Il tentativo di trovare un punto equilibrio sul giovane esponente del Pdl che non sarebbe stato sgradito neanche a Gerardo Trombetta, è miseramente fallito.   MARCIANISE


Il tentativo di trovare un punto equilibrio sul giovane esponente del Pdl che non sarebbe stato sgradito neanche a Gerardo Trombetta, è miseramente fallito.   MARCIANISE - Fumata nera, nerissima. Gli uomini di Polverino, spalleggiati anche da Fratelli d'Italia che, da dopo le elezioni con Polverino flirtano non  poco, quasi a voler dare a intendere che se le cose col Pdl non dovessero andare bene, Angelo potrebbe andare nel partito della Meloni, dicevamo gli uomini di Polverino hanno detto un no come una casa all'ipotesi della candidatura a sindaco di Antimo Ferraro.

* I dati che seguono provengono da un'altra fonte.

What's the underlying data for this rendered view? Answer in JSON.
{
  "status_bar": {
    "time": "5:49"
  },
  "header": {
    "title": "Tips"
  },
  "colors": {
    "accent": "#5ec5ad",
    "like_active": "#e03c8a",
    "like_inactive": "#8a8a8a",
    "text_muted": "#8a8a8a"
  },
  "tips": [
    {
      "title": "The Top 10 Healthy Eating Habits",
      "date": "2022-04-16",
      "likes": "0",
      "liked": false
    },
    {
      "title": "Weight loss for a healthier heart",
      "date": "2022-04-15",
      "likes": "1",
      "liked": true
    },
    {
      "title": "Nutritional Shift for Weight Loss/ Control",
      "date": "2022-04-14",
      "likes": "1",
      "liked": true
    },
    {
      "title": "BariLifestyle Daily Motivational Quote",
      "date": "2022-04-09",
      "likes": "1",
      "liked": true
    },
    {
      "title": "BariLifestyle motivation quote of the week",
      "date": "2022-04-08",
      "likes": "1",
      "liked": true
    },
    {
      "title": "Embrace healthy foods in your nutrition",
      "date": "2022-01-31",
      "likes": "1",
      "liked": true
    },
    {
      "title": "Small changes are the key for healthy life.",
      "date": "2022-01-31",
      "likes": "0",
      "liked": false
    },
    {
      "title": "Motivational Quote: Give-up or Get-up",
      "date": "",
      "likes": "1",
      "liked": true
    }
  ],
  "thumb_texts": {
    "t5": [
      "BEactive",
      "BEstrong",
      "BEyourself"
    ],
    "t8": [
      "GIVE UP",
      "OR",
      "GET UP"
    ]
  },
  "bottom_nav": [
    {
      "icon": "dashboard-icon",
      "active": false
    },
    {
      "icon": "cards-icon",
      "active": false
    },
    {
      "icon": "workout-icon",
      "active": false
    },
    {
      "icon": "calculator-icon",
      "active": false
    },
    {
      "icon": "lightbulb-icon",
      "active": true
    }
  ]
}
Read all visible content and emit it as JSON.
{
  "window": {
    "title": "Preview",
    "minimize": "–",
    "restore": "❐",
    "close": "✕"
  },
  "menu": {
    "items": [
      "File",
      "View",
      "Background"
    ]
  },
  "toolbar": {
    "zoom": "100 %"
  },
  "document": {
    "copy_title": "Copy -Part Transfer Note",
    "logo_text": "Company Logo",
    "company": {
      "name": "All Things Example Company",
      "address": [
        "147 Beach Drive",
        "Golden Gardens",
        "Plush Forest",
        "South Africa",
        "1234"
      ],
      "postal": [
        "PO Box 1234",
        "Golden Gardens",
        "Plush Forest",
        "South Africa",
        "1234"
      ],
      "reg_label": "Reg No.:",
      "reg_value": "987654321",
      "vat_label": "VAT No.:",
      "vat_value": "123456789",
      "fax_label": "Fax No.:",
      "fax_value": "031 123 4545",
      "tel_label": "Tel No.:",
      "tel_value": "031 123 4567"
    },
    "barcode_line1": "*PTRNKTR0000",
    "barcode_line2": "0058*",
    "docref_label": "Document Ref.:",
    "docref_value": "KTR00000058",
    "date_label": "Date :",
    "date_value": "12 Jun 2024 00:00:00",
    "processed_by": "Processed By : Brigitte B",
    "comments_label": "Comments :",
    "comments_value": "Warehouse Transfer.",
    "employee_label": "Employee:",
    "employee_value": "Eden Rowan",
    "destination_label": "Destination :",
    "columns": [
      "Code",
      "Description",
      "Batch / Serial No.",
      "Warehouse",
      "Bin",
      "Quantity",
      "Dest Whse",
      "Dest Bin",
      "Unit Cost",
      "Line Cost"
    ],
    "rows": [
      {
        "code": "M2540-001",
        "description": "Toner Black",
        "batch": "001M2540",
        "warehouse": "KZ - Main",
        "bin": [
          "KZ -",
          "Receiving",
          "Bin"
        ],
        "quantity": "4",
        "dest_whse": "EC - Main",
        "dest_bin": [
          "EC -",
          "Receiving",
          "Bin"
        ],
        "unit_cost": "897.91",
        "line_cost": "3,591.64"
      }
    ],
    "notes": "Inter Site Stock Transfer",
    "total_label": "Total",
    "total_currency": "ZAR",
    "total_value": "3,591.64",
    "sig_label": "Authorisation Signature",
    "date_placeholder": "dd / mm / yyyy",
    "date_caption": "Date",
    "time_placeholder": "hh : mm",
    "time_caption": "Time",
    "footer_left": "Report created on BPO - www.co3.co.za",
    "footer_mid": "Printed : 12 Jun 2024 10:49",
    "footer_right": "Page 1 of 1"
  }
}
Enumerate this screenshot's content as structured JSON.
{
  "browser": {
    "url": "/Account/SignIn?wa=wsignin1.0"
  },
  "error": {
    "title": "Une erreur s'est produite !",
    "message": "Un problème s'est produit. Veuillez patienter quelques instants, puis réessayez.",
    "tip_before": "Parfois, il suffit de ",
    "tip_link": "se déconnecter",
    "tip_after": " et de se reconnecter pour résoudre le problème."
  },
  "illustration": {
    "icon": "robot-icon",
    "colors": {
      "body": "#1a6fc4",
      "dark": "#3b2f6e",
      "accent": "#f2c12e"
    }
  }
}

Insomma si ricomincia da capo con la solita questione di un doppio Pdl, quello ufficiale, di  cui Polverino è vice coordinatore provinciale, e quello di scorta rappresentato da Marcianise Più e dallo stesso Polverino a far da controparte di se stesso, in un gioco surreale che poi è fin troppo semplice da comprendere dato che è destinato a spostare il compasso delle decisioni proprio dal lato del consigliere regionale. E così si rischia una spaccatura alle prossime elezioni. Ma qui il discorso diventerebbe più delicato perché se il Pdl dei Pezzella, dei Trombetta e di altri dovesse dire no al candidato di Marcianise Più Antonio Tartaglione, chi avrebbe la titolarità del simbolo e della coalizione di centro destra? Un guazzabuglio in cui il coordinatore regionale Nitto Palma farebbe bene a entrare direttamente, dato che in caso contrario, la possibilità che tutto questo favorisca un ballottaggio tra il centro sinistra e un eventuale candidato di Zinzi è molto forte. G.G.